The journey so far was tiring, but I was just sitting, and lying around in my cell. I reached the end, between walls, between iron fences, and in orange jumpsuits. But the journey has just begun. I walked, ran, and fought; I joked, jostled, and jettisoned. I worried, imagined, and hoped; that the journey wasn’t far from over. I was in my cell among fellow inmates.
In winter, in spring, under the sun, and in autumn; I gabbled, waffled,
and teetered. I complained about everything and anything: cold (oh what an icy
condition!) and the sun (Get me out of this cauldron!).
At one time, I was a gibbering ‘champ’ before the warders
and inmates and other times was a ‘ghosted’ imbecile. My life, my thoughts, my behaviours,
and my actions became a planless arrangement. Yesterday, I said that the ‘moon’
was full; and today it’s half; and tomorrow it’s crescent. The moon is always
all of those, but the mind stops thinking when it is not free.
Even when the mind is not free, it thinks about one thing, and one thing only. The mind thinks about Olena. The mind remembers Olena, the woman who put me away for life. How is that cool? I trudged two steps forward, the prison way, and eight steps backward. I aged and shrunk. A day in my incarceration took away a thousand days off from my life. I was sentenced to 40 years because of love.
But how could you love the person who put you away for life? This
thing called love is like a leech. It can suck the life out of you, prey on you
at all levels, and push you out of yourself. So, not loving her will tear my
heart out. That’s why I write about Olena. I wanted you to know who she was and
her powers.
The inmates said that I was a fool and a wimp. Others considered
it stupid and irresponsible. To many, it’s a contest between puerility and
obduracy.
Olena describes it as a time of hope, love, and peace. And that’s
why I went to prison. To hope, to love, and await her peace. Is that not
stupidity? The inmates were right, but Olena was very right. I hoped for renewed togetherness and solidarity.
I hoped and wanted to sing from the same hymn book with everyone out there. But in my cell, I sang alto in the morning, a tenor by noon, and a soprano by evening. At night, my ears were buzzing with cacophonic wailings and woes from fresh fish (the new inmates). I lived alone in my cell and surrounded by dead walls, but I heard different voices, and yet only I was the chorister, the leader, and the choir. No! Not me alone. Olena is the melody, the harmony, and the song. She was my hallucination.
I imagined the sweetness and joy of knowing her and living by her side. It's the sweetest of all. By habit and association, I cling to her. She doesn't want me to remember what happened; why I was in jail. She took away my rationality. She gives me emotions and feelings.

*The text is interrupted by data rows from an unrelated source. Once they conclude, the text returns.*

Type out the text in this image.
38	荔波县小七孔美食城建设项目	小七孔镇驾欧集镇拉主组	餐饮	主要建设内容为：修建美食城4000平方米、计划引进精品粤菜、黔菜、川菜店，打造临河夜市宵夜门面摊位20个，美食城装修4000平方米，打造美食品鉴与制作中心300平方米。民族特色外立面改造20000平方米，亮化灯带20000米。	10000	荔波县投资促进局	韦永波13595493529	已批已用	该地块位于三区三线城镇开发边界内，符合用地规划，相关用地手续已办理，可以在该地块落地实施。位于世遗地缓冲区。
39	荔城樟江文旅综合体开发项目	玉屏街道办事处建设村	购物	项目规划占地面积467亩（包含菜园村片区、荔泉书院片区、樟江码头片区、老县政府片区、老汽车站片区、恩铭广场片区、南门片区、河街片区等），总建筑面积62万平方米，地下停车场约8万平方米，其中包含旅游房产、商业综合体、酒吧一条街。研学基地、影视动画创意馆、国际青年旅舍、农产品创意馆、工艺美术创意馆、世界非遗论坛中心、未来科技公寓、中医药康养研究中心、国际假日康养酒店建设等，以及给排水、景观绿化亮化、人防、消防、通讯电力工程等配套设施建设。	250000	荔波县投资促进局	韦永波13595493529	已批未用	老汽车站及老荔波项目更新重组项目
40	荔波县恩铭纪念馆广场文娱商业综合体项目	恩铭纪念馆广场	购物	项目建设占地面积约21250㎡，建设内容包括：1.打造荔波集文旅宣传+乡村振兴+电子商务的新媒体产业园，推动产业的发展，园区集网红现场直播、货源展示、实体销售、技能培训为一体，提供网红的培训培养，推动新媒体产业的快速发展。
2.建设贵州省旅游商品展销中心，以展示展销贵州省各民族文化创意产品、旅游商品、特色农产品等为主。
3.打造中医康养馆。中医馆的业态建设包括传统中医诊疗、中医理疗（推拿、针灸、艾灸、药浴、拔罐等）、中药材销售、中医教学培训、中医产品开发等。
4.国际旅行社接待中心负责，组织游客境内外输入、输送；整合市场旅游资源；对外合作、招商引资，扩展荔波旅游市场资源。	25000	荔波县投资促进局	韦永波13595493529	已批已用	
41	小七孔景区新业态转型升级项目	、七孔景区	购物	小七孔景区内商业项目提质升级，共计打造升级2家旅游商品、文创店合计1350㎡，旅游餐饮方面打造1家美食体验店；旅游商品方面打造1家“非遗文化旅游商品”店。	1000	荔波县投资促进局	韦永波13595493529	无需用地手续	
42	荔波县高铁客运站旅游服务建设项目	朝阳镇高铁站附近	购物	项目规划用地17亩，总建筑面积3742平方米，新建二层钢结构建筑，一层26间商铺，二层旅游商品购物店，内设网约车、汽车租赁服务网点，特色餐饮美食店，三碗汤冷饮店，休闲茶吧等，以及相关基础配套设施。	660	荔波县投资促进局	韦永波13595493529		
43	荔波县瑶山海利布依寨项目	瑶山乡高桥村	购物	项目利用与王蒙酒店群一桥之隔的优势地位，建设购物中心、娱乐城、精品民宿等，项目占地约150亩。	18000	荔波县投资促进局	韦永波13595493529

Gradually, I started to build personal resentment for not loving
her enough. I traded residual knowledge about her malignity for a new me in an orange jumpsuit. I saw myself not being able to manage the ire of imprisonment and
the yearnings for Olena. Her overbearing image constantly threatens my rights
and freedom. But I never realized that. Because each time Olena stands and
watches. She presents me with rays of beauty and shoots down from the sky
angelic joys and platitudes. Those reversed the storms of destruction in me.
The terror of the day and night was gone. Once by my side, I fear no evil. She
visited me and told me so many nice things about the outside.
When she was gone, I moved from stability to
instability because she put worry in me and took away the prison peace that I
had known for 30 years. I started again to build a new life in prison; to wipe
away the thoughts of the outside and walk away from her ideas.
I changed like the inconsistent moon and yet, she whispered into my ear the words of a mother to her infant child. There's peace, calm, and joy. My body though inundated with diseases and infirmities, Olena cuddles me with tenderness and lulls melodies from afar.
I couldn’t say which prison time I was doing: Olena’s or the States? While in state’s incarceration, it was heavily guarded, prison wards wielding their clubs and guns; their keys jingling and dangling, reminding the inmates that their liberty depends on a little copper that unlocks their way to freedom. But not with Olena.
Every day, she opened the gate of my prison, and I was free. I
used to trudge backward with confidence, but now I marched forward more
confidently. She gives me another
opportunity to build a city of love and justice, a new beginning! It's a new
day given to me by my love to share peace, joy, and love. She wants me to be
responsible and promises not to change me.
She's my beginning, my end, my all; and the silence of
my soul. She's my sun, my moon, my guiding star; my memorable excellence. I
can’t forget her because she's my love and my all.
I have forgotten the past antagonisms, my flawed life, and my incarceration. I came back to Olena after 35 years. I was changed and she was changed. Nothing was the same.